Motherboard failing after trying to connect a new PSU?

jonic9605

Commendable
May 13, 2016
2
0
1,510
Hi, I read through the sticky about post boot video problems but didn't find an answer there as the PC started to give a monitor signal.

The PC I'm having trouble with was built in early 2009. For a year or so, the PSU (Altis A-550DX 550W) has been randomly making a high-pitched noise and the USB ports have become unreliable especially with a specific external HDD beeping loudly and the ports not identifying a connected smartphone at all. Figured the problem might be the PSU not giving out enough power.
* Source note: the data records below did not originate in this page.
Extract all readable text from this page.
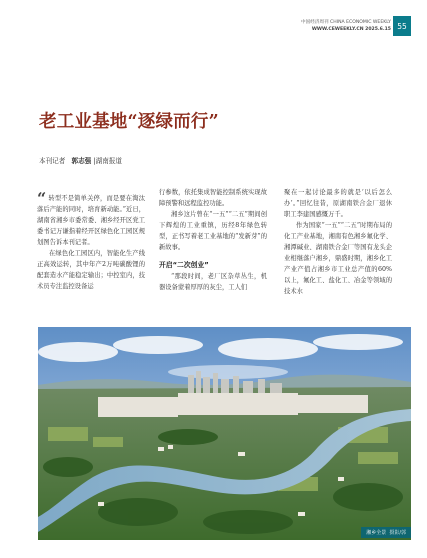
中国经济周刊 CHINA ECONOMIC WEEKLY
WWW.CEWEEKLY.CN 2025.6.15 55
老工业基地“逐绿而行”
本刊记者 郭志强 |湖南报道

“ 转型不是简单关停，而是要在淘汰落后产能的同时，培育新动能。”近日，湖南省湘乡市委常委、湘乡经开区党工委书记万谦指着经开区绿色化工园区规划图告诉本刊记者。

在绿色化工园区内，智能化生产线正高效运转，其中年产2万吨碳酸锂的配套造水产能稳定输出；中控室内，技术员专注监控设备运

行参数，依托集成智能控制系统实现故障预警和远程监控功能。

湘乡这片曾在“一五”“二五”期间创下辉煌的工业重镇，历经8年绿色转型，正书写着老工业基地的“发新芽”的新故事。

开启“二次创业”

“那段时间，老厂区杂草丛生，机器设备蒙着厚厚的灰尘，工人们

聚在一起讨论最多的就是‘以后怎么办’。”回忆往昔，原湖南铁合金厂退休职工李建国感慨万千。

作为国家“一五”“二五”时期布局的化工产业基地，湘南有色湘乡氟化学、湘潭碱业、湖南铁合金厂等国有龙头企业相继落户湘乡，鼎盛时期，湘乡化工产业产值占湘乡市工业总产值的60%以上，氟化工、盐化工、冶金等领域的技术水

湘乡全景 摄影/郭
So I bought a new PSU (Super Flower Leadex Gold 750W) and connected it, but on boot the system gave no signal to the monitor. The PSU was lit up, all the fans seemed to work and the keyboard gave a brief light.

Then I tried the new PSU on another computer, which booted up normally. After that I connected the PSU again to the first system but got the same issue. After this I checked to see whether it would boot up with the old PSU – same issue. Double-checked the connections, sys_fan2 connector (fan in the front of the pc) had come loose at some point so plugged that back in and also replaced a data cable that was pinned under the GPU, connected that from sata port 1 to 4.

I also plugged the new PSU straight to a wall outlet instead of an extension cord to see it got enough power. None of this helped. At this point I had booted up the system enough times to get the message “Warning!!! The previous performance of overclocking is failed and the system restored to the default settings....”. USB keyboard wasn’t responsive so I reset CMOS. Now after booting up the system continued to loading Windows but while it was loading it the display signal was lost again.

Any ideas what the issue could be or what to do at this point? Thought I’d keep trying to see whether the system can load up at all and if it does, try it out again with the new PSU. Could it be the mobo failing or a GPU or maybe even a memory issue? Any help would be appreciated! :D

Failing computer specs:
Motherboard: MSI K9A2 Neo (System Model MS-7388 according to DxDiag)
RAM: DDR2 8 GB, Four sticks of 2 GB each
DIMM slots 1 & 3: Corsair CM2X2048-6400C5 – 800 MHz, 1.8V, CL5
DIMM slots 2 & 4: Kingston KVR800D2N6/2G - 800MHz , 1.8V, CL6
GPU: Gigabyte Radeon HD 5700
CPU: AMD Phenom 9650 Quad-Core ~2,3GHz
Hard drives: 3 in total, 1 TB WDC WD10EADS-00L5B1, 500 GB 7200 RPM WDC WD5000AAKS-00D2B0, a 160 GB SAMSUNG HD160JJ (bought in 2007)

Working computer specs:
Motherboard: Gigabyte GA-880GA-UD3H
CPU: AMD Phenom II X4 970
RAM: 8 GB DDR3
GPU: NVIDIA GeForce GTX 770
 
Solution
Hmm... Did you try using one stick of ram to boot? Could have knocked something out of place but the issue seems a little different.

jonic9605

Commendable
May 13, 2016
2
0
1,510
Thank you for your replies. Actually, the motherboard has no onboard graphics so the monitor signal comes from the GPU. I did manage to get the PC run normally again by taking out the extras and only leaving in the necessities, as you guys suggested.

First I cleared the CMOS again, after which I took out all the RAM sticks and only inserted one back in. Then I disconnected the hard disks apart from the one with the OS, which I connected back to SATA port 1 from port 4. In order to do this I had to take out the GPU, and so I could verify that it was firmly connected to the motherboard as I put it back in. I also double-checked all the other connections. This was with the old PSU connected. When I booted up, the monitor worked with no problems. I got a message about the CMOS settings being reset, and I continued onto loading the OS. No problems, it loaded up normally.

I then added the rest of the RAM sticks in and there were no issues. After this I connected the two other hard disks in and again, no problems with booting up. Finally I replaced the old PSU with the new one and the system booted up just fine and is now running stable, so the problem seems to be solved! :)

If I had to guess I'd say the issue had something to do with the GPU, maybe it just not being connected firmly enough to the motherboard or the card having had some weird latent voltage that dissipated overnight. Anyway, now the PC is running well with a brand new PSU - thank you for your help!